Malissa is a PhD candidate in the department of sociology whose research interests are concerned with the emotional experiences of discrimination, reducing stereotypic perceptions, and sexual harassment policies. Her three-paper dissertation research uses a mixed-methods approach to explore: 1) how racial discrimination affects Black people's influence behavior, 2) how Black and Asian Americans use social support to process racial discrimination, and 3) how early experiences with racial discrimination affect later life achievement. Her master's thesis, funded by the Franklin College RED Seed grant, employed an experimental design to understand how attire influences the threatening perception of Black men.

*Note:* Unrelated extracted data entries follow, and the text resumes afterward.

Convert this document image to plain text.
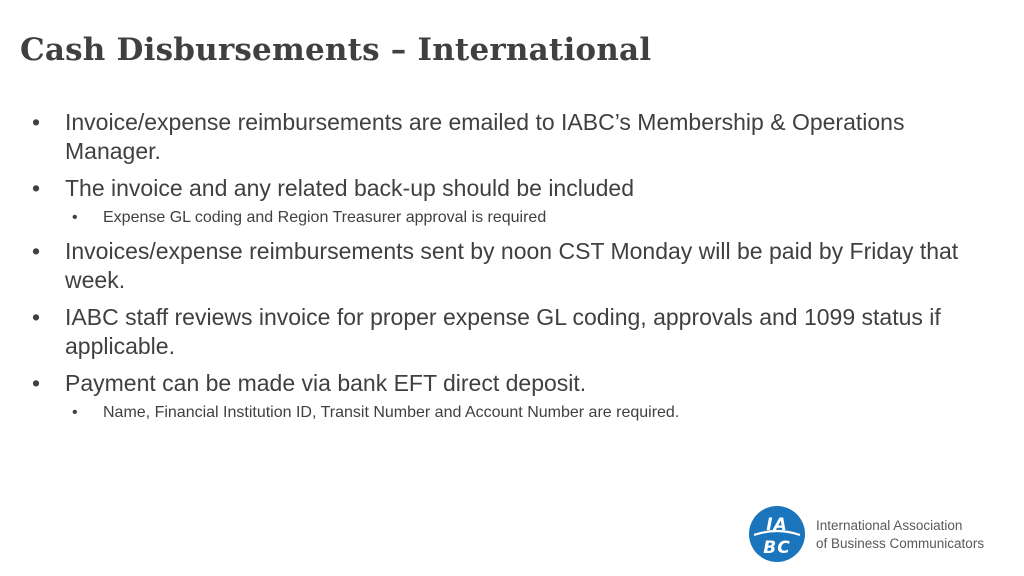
Cash Disbursements – International
• Invoice/expense reimbursements are emailed to IABC’s Membership & Operations Manager.
• The invoice and any related back-up should be included
• Expense GL coding and Region Treasurer approval is required
• Invoices/expense reimbursements sent by noon CST Monday will be paid by Friday that week.
• IABC staff reviews invoice for proper expense GL coding, approvals and 1099 status if applicable.
• Payment can be made via bank EFT direct deposit.
• Name, Financial Institution ID, Transit Number and Account Number are required.
IA
BC
International Association
of Business Communicators
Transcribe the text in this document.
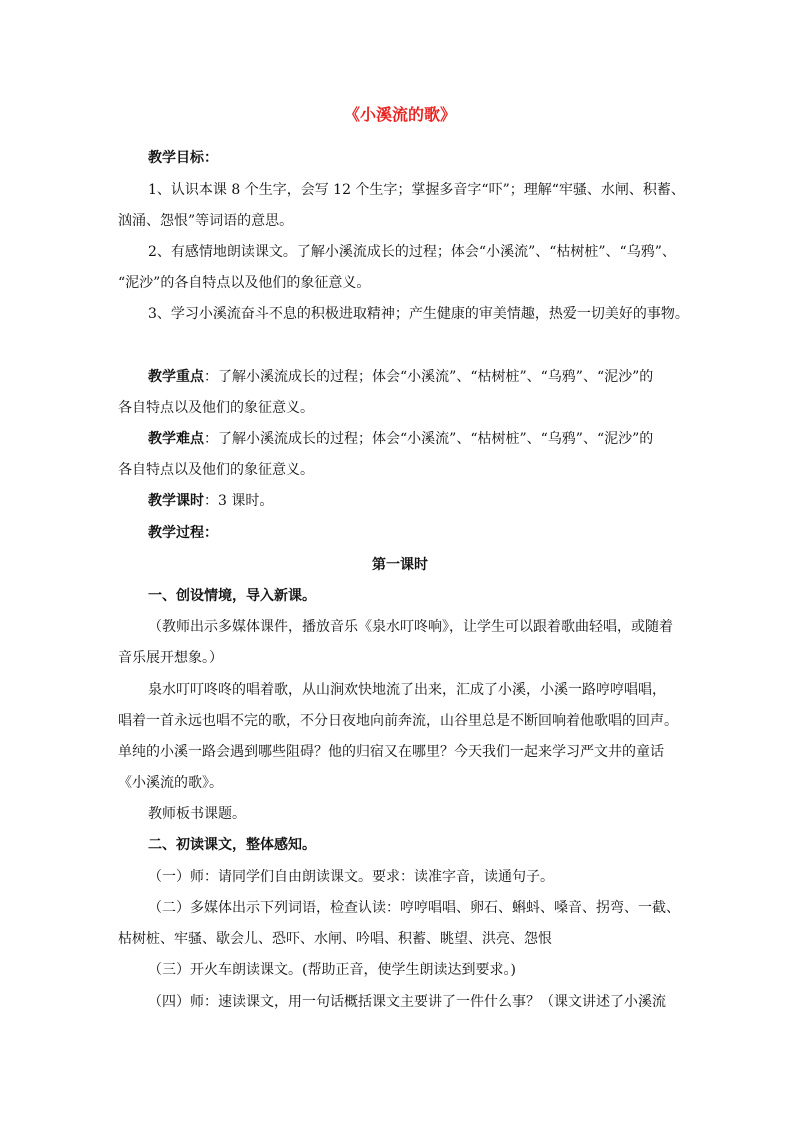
《小溪流的歌》
教学目标：
1、认识本课 8 个生字，会写 12 个生字；掌握多音字“吓”；理解“牢骚、水闸、积蓄、
汹涌、怨恨”等词语的意思。
2、有感情地朗读课文。了解小溪流成长的过程；体会“小溪流”、“枯树桩”、“乌鸦”、
“泥沙”的各自特点以及他们的象征意义。
3、学习小溪流奋斗不息的积极进取精神；产生健康的审美情趣，热爱一切美好的事物。
教学重点：了解小溪流成长的过程；体会“小溪流”、“枯树桩”、“乌鸦”、“泥沙”的
各自特点以及他们的象征意义。
教学难点：了解小溪流成长的过程；体会“小溪流”、“枯树桩”、“乌鸦”、“泥沙”的
各自特点以及他们的象征意义。
教学课时：3 课时。
教学过程：
第一课时
一、创设情境，导入新课。
（教师出示多媒体课件，播放音乐《泉水叮咚响》，让学生可以跟着歌曲轻唱，或随着
音乐展开想象。）
泉水叮叮咚咚的唱着歌，从山涧欢快地流了出来，汇成了小溪，小溪一路哼哼唱唱，
唱着一首永远也唱不完的歌，不分日夜地向前奔流，山谷里总是不断回响着他歌唱的回声。
单纯的小溪一路会遇到哪些阻碍？他的归宿又在哪里？今天我们一起来学习严文井的童话
《小溪流的歌》。
教师板书课题。
二、初读课文，整体感知。
（一）师：请同学们自由朗读课文。要求：读准字音，读通句子。
（二）多媒体出示下列词语，检查认读：哼哼唱唱、卵石、蝌蚪、嗓音、拐弯、一截、
枯树桩、牢骚、歇会儿、恐吓、水闸、吟唱、积蓄、眺望、洪亮、怨恨
（三）开火车朗读课文。(帮助正音，使学生朗读达到要求。)
（四）师：速读课文，用一句话概括课文主要讲了一件什么事？（课文讲述了小溪流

- M.A., Sociology, University of Georgia 2017
- B.A., Sociology, summa cum laude, University of Florida 2015
- 2019-2020 American Sociological Association Minority Fellowship Award
- 2018 B.O. Williams Outstanding Graduate Student MA Award
- 2017 Ford Foundation Pre-Doctoral Fellowship Honorable Mention
- 2015-2017 GRO Fellowship Award
Tinkler, Justine, Jody Clay-Warner, and Malissa Alinor. "Communicating about Affirmative Consent: How the Threat of Punishment affects Policy Support and Gender Stereotypes." Journal of Interpersonal Violence.